Black Tie. Otherwise known as the outer ring of Hell.
September 27, 2010
This weekend I attended the Harvest Ball, in support of the Botanical Gardens in Glencoe, Illinois. It was a black tie affair and so, reluctantly, I unzipped my tuxedo from its black envelope in the closet. I don’t know about you but I just don’t care for playing dress up even for a good cause. Maybe it’s a guy thing. My wife spent half the day at the beauty salon and enjoyed every costly moment of it. To me spending a Saturday afternoon in a tricked-out downtown basement getting dolled up sounds like Hell, perhaps not its burning, miserable core but certainly an outer ring. My wife scoffs at me for suggesting as much. You’re getting pampered, she says. There’s camaraderie, gossip; it’s a wonderful experience. It better be. I think about the hundreds of dollars it all probably costs, not including tips.
Needless to say, I don’t do any of that stuff. I shave and shower and get dressed. The only real difference is getting dressed. Oh, but what a difference! Instead of choosing a pair of pants and a shirt now I must go through a complicated process not unlike assembling a bicycle on Christmas morning.
Where to begin? Let’s go right to the worst part: putting on cuff links. Part of my struggle here is due to my own ignorance. For twenty years I tried to put them on after I’d put on my shirt –truly the definition of frustrating. Flipping the order solved that problem but I still fumble and bumble and invariably get it wrong.
The reason I didn’t start with every man’s nightmare, the dreaded bow tie, is because I don’t even go there. Clip on ties are acceptable to more and more people and thankfully my wife is one of them. Many moons ago I tried tying a bow tie and, after an hour of agonizing failure, I had to ask another man to do it. Oh, the humility! Never again.
Then there’s the tux itself. Either too tight or too loose, it’s never the right size. This is because I haven’t worn the damn thing in at least a year. Regardless of which scenario, an ill-fitting tux makes me feel like an awkward teenager. When my wife tells me I look handsome she sounds like my mother.
Disdaining patent leather slip-ons –they look and feel like ballet slippers- I now wear a nice pair of black boots. I don’t know if this is acceptable and I don’t care.
I know some men get a kick out of black tie. I read Details and GQ. I enjoy a nice cashmere sweater and sporting a sharp tie once in a while. I also like the look, smell and feel of $500 dollar shoes. I just draw a line at black tie.

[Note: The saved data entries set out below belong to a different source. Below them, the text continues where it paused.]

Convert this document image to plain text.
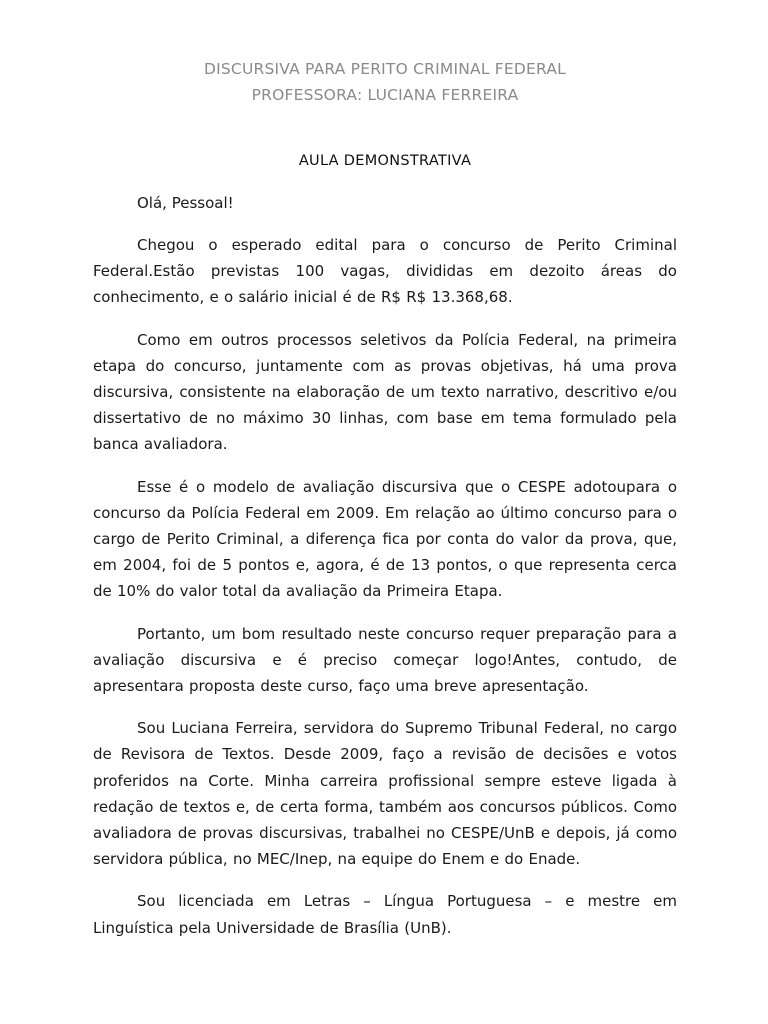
DISCURSIVA PARA PERITO CRIMINAL FEDERAL
PROFESSORA: LUCIANA FERREIRA
AULA DEMONSTRATIVA
Olá, Pessoal!

Chegou o esperado edital para o concurso de Perito Criminal Federal.Estão previstas 100 vagas, divididas em dezoito áreas do conhecimento, e o salário inicial é de R$ R$ 13.368,68.

Como em outros processos seletivos da Polícia Federal, na primeira etapa do concurso, juntamente com as provas objetivas, há uma prova discursiva, consistente na elaboração de um texto narrativo, descritivo e/ou dissertativo de no máximo 30 linhas, com base em tema formulado pela banca avaliadora.

Esse é o modelo de avaliação discursiva que o CESPE adotoupara o concurso da Polícia Federal em 2009. Em relação ao último concurso para o cargo de Perito Criminal, a diferença fica por conta do valor da prova, que, em 2004, foi de 5 pontos e, agora, é de 13 pontos, o que representa cerca de 10% do valor total da avaliação da Primeira Etapa.

Portanto, um bom resultado neste concurso requer preparação para a avaliação discursiva e é preciso começar logo!Antes, contudo, de apresentara proposta deste curso, faço uma breve apresentação.

Sou Luciana Ferreira, servidora do Supremo Tribunal Federal, no cargo de Revisora de Textos. Desde 2009, faço a revisão de decisões e votos proferidos na Corte. Minha carreira profissional sempre esteve ligada à redação de textos e, de certa forma, também aos concursos públicos. Como avaliadora de provas discursivas, trabalhei no CESPE/UnB e depois, já como servidora pública, no MEC/Inep, na equipe do Enem e do Enade.

Sou licenciada em Letras – Língua Portuguesa – e mestre em Linguística pela Universidade de Brasília (UnB).
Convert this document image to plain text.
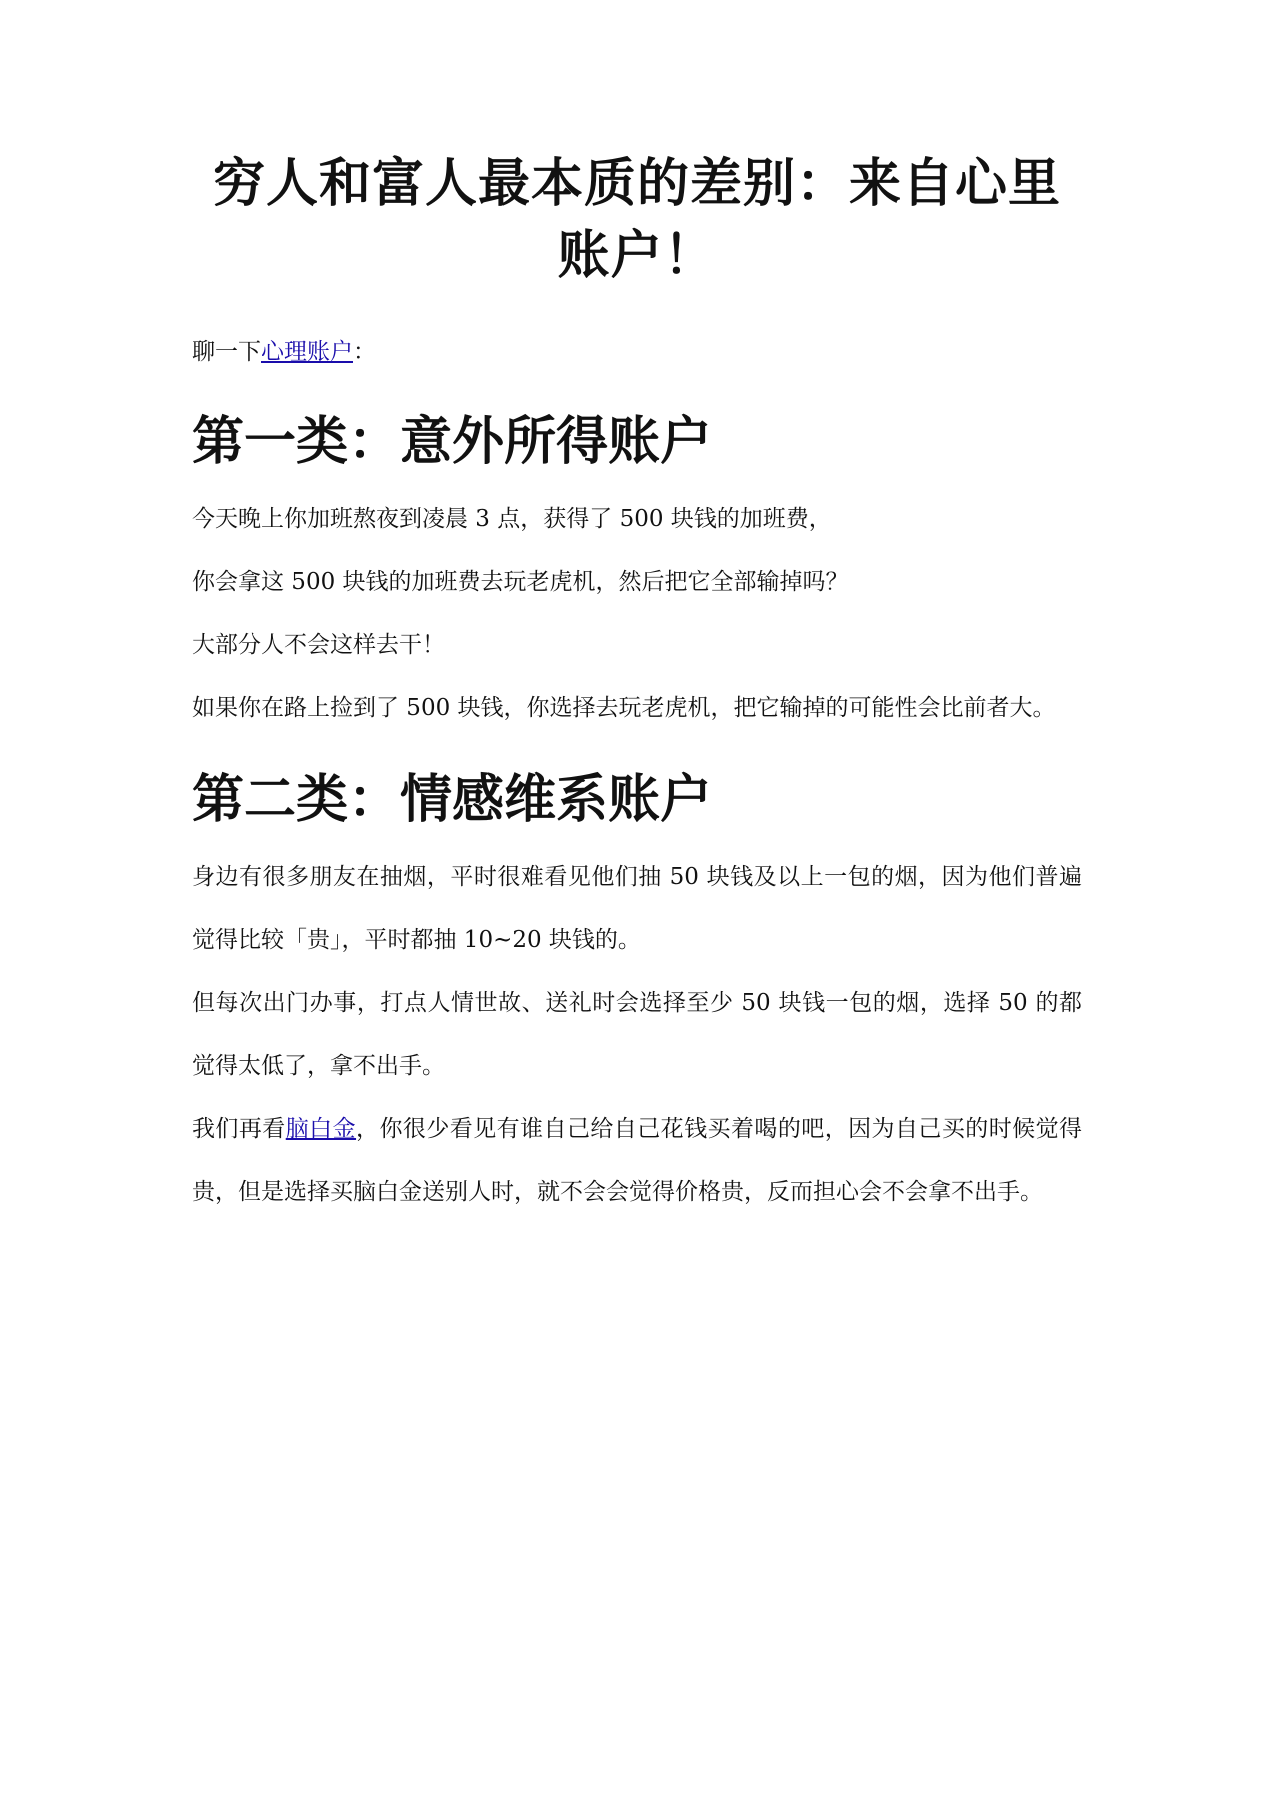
穷人和富人最本质的差别：来自心里账户！

聊一下心理账户：

第一类：意外所得账户

今天晚上你加班熬夜到凌晨 3 点，获得了 500 块钱的加班费，

你会拿这 500 块钱的加班费去玩老虎机，然后把它全部输掉吗？

大部分人不会这样去干！

如果你在路上捡到了 500 块钱，你选择去玩老虎机，把它输掉的可能性会比前者大。

第二类：情感维系账户

身边有很多朋友在抽烟，平时很难看见他们抽 50 块钱及以上一包的烟，因为他们普遍觉得比较「贵」，平时都抽 10~20 块钱的。

但每次出门办事，打点人情世故、送礼时会选择至少 50 块钱一包的烟，选择 50 的都觉得太低了，拿不出手。

我们再看脑白金，你很少看见有谁自己给自己花钱买着喝的吧，因为自己买的时候觉得贵，但是选择买脑白金送别人时，就不会会觉得价格贵，反而担心会不会拿不出手。
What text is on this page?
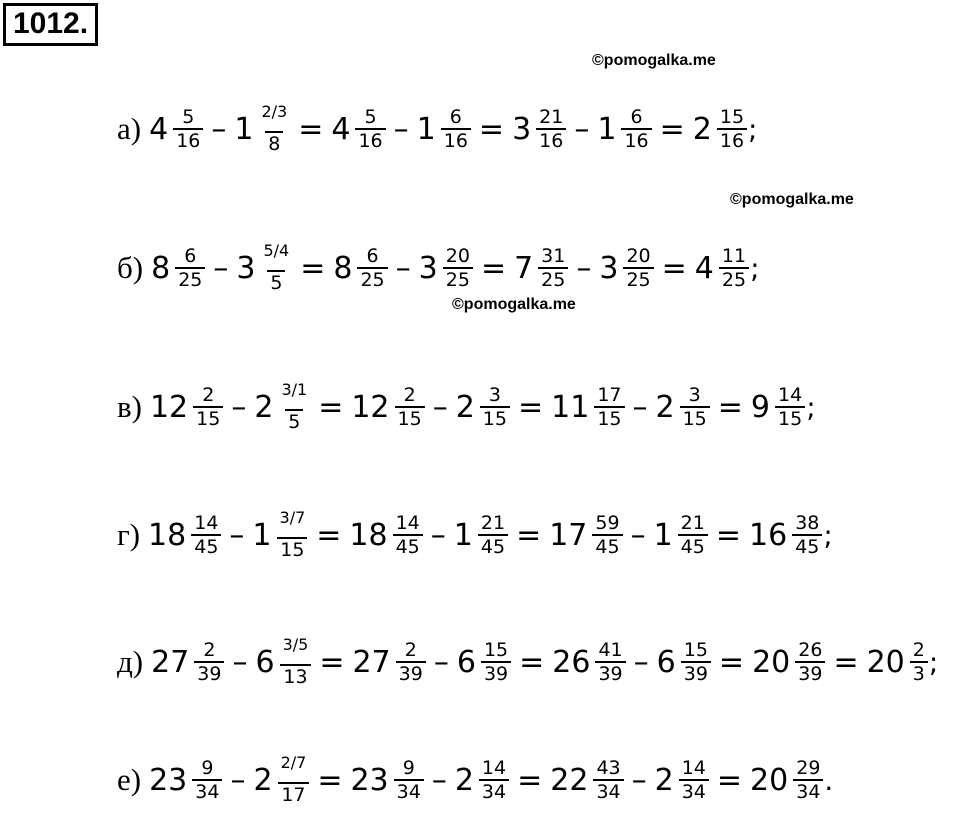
1012.
©pomogalka.me
©pomogalka.me
©pomogalka.me
а) $4 \frac{5}{16} - 1 \frac{2/3}{8} = 4 \frac{5}{16} - 1 \frac{6}{16} = 3 \frac{21}{16} - 1 \frac{6}{16} = 2 \frac{15}{16}$ ;
б) $8 \frac{6}{25} - 3 \frac{5/4}{5} = 8 \frac{6}{25} - 3 \frac{20}{25} = 7 \frac{31}{25} - 3 \frac{20}{25} = 4 \frac{11}{25}$ ;
в) $12 \frac{2}{15} - 2 \frac{3/1}{5} = 12 \frac{2}{15} - 2 \frac{3}{15} = 11 \frac{17}{15} - 2 \frac{3}{15} = 9 \frac{14}{15}$ ;
г) $18 \frac{14}{45} - 1 \frac{3/7}{15} = 18 \frac{14}{45} - 1 \frac{21}{45} = 17 \frac{59}{45} - 1 \frac{21}{45} = 16 \frac{38}{45}$ ;
д) $27 \frac{2}{39} - 6 \frac{3/5}{13} = 27 \frac{2}{39} - 6 \frac{15}{39} = 26 \frac{41}{39} - 6 \frac{15}{39} = 20 \frac{26}{39} = 20 \frac{2}{3}$ ;
е) $23 \frac{9}{34} - 2 \frac{2/7}{17} = 23 \frac{9}{34} - 2 \frac{14}{34} = 22 \frac{43}{34} - 2 \frac{14}{34} = 20 \frac{29}{34}$ .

I recognize it works for James Bond, George Clooney and old rich guys getting in limos on Park Avenue. I can live with the fact that I ain’t one of them. For years I never gave my sartorial deficiency a second thought. Not difficult given the relaxed dress in most creative departments. But along comes Mad Men and suddenly advertising is fashionable. As is drinking. Even smashed the characters look smashing. Hmmm. I’d love to see Don Draper tie on a bow after tying one on.